A Brief explanation:  I have a neighbor that owns three houses in my neighborhood.  Last year he rented a machine to rooter the sewer line in one of the houses.  Two hours later, as I was going to the store, he was at the house next to mine, and he told me that while "not stopped-up," he decided to use the rooter on that line as well.  About an hour after that, I heard a loud machine running.  His foolish attempt to "fix what wasn't broken" had rendered the rooter hopelessly caught in the sewer pipe, and the loud noise was a backhoe that he had rented. When  I stopped him, he had dug across the property line -- through my 30 year old Holly hedges -- destroying one of them,  and then boldly announced to me "John, I'm going to have to cut all these trees down to replace this line."  My response was a stern "Nay neighbor!"

Let's review this:  1) he was "fixing" what wasn't broken  2) he got himself into a predictable mess  3) he decided that somehow, rather than taking the responsibility for his mistake (and buying the store a new rooter snake), that I somehow deserved to have my woods destroyed to cover his butt.  4) finally, in his Democrat liberal way of thinking, I was somehow the "bad guy  in this story!

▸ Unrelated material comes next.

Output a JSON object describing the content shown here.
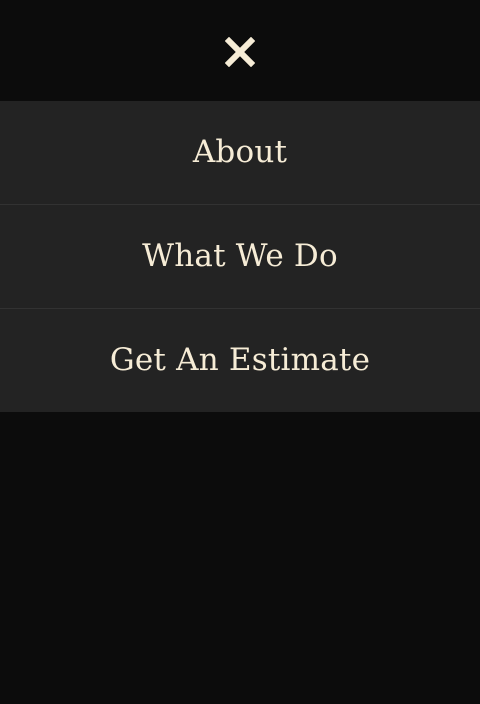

Now, doesn't this all sound just like the liberal mind?  I have to agree with Michael Savage:  "Liberalism is a mental disorder." 

If you could please confirm that the Obama quote is correct, I would appreciate it.  Snopes denies that it is real.  Personally, I tend to believe that Obama would say something just this stupid.  If you can point me in the right direction, and perhaps hook me up with the source, I would greatly appreciate it.

John Rex
JREX -- TheRexReport
Panama City Beach, Florida


MAILBOX EDITOR WRITES: For the origin of that quote, see factcheck.org. As Mark has explained, the quote originated with our regular correspondent John Gross.

CANADIAN-STYLE HEALTHCARE
Will sitting for hours in a doctor's waiting room be classified as "torture?"

Peggy Lindow
Houston, Texas

THE GIG IS UP
How long before the trial lawyers catch on that their malpractice gig  is up?

William Pittman

WATCHING THE TIMES EXPIRE
Why wouldn't Murdoch just sit back?

With the WSJ and the Post in his pocket, he'd have anti-trust problems buying the times.  Besides, wouldn't it be easier for him simply to destroy a highly leveraged absentee-owned times through competition than to make it work?

Mark Feldman


LAST WORD
Your comments as to who pays for everything is a sermon I have preached for years. Economics 101 tells us that the term for this "the point of incidence" It is the place in the market where all bills are paid. Corporations do not pay taxes, we do when we purchase their products. Any increase in taxes or minimum wage ultimately redounds back to the consumer. Thanks for doing all you do and for doing such a great job standing in for Rush.